Franck criticizes SPLC for naming the Family Research Council and other religious right organizations as hate groups. And according to him, it is because of their stance against gay marriage:
The Southern Poverty Law Center, a once-respected civil rights organization, publishes a "report" identifying a dozen or so "anti-gay hate groups," some for no apparent reason other than their vocal opposition to same-sex marriage. Other marriage advocacy groups are put on a watch list.
. . . The SPLC's report on "hate groups" gives the game away. It notes that no group is listed merely for "viewing homosexuality as unbiblical." But when describing standard expressions of Christian teaching, that we must love the sinner while hating the sin, the SPLC treats them as "kinder, gentler language" that only covers up unreasoning hatred for gay people. Christians are free to hold their "biblical" views, you see, but we know that opposition to gay marriage cannot have any basis in reason. Although protected by the Constitution, these religious views must be sequestered from the public square, where reason, as distinguished from faith, must prevail.
But Franck's entire argument is inaccurate. SPLC has said on more than one occasion that opposition to gay marriage was not the reason why these groups were named as anti-gay hate groups or profiled. The organization has made it clear that the designation is because these groups
have deliberately spread lies and junk science about the lgbt community. Lies such as:
- gay men molest children at a higher level than heterosexuals,
- gay men have a shorter lifespan,
- gays contributed to the Holocaust in Germany.

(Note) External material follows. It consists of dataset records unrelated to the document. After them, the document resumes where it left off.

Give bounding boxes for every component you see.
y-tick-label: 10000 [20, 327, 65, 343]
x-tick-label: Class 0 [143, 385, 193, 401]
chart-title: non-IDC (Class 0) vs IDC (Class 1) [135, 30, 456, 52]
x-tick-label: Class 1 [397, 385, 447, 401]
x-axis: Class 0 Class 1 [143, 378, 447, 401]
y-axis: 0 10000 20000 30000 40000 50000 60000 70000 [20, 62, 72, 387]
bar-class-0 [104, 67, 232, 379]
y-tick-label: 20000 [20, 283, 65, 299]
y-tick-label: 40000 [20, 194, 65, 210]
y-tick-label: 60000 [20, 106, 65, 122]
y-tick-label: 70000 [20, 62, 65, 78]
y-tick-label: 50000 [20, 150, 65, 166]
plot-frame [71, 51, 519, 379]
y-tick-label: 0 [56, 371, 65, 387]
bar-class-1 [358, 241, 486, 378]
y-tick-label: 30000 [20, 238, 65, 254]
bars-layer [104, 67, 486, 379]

Conveniently, Franck's piece doesn't even address these lies. He tries to make the controversy strictly about gay marriage.
And to be honest, Franck's stance is not accidental. His lie is as deliberate as those of religious right groups when they demonize lgbts.
And here is my problem with
The Washington Post giving him room. Franck's piece is not an honest opinion commentary. The piece uses
talking points and phrases that seem to be derived from FRC's press releases about the controversy, even down to the part "honoring" SPLC for its past work against racism.
In short, Franck's piece is an ad for the Family Research Council's anti-SPLC campaign, sounding as if it came less from his heart and more from a board room. Perhaps FRC's board room?
The piece is certainly in line with FRC's
campaign of trying to make the issue one about gay marriage rather than one about how the organization and several other religious right groups spread lies about the lgbt community in the same manner that racists spread lies about the African-American community.
Certainly any newspaper has an obligation to push both sides of an argument but, for lack of a better phrase,
The Washington Post got "punked."
In attempting to be objective, the
Post became the victim of a campaign of misinformation that did not only a disservice to itself and its readers, but also to the concept of journalism itself.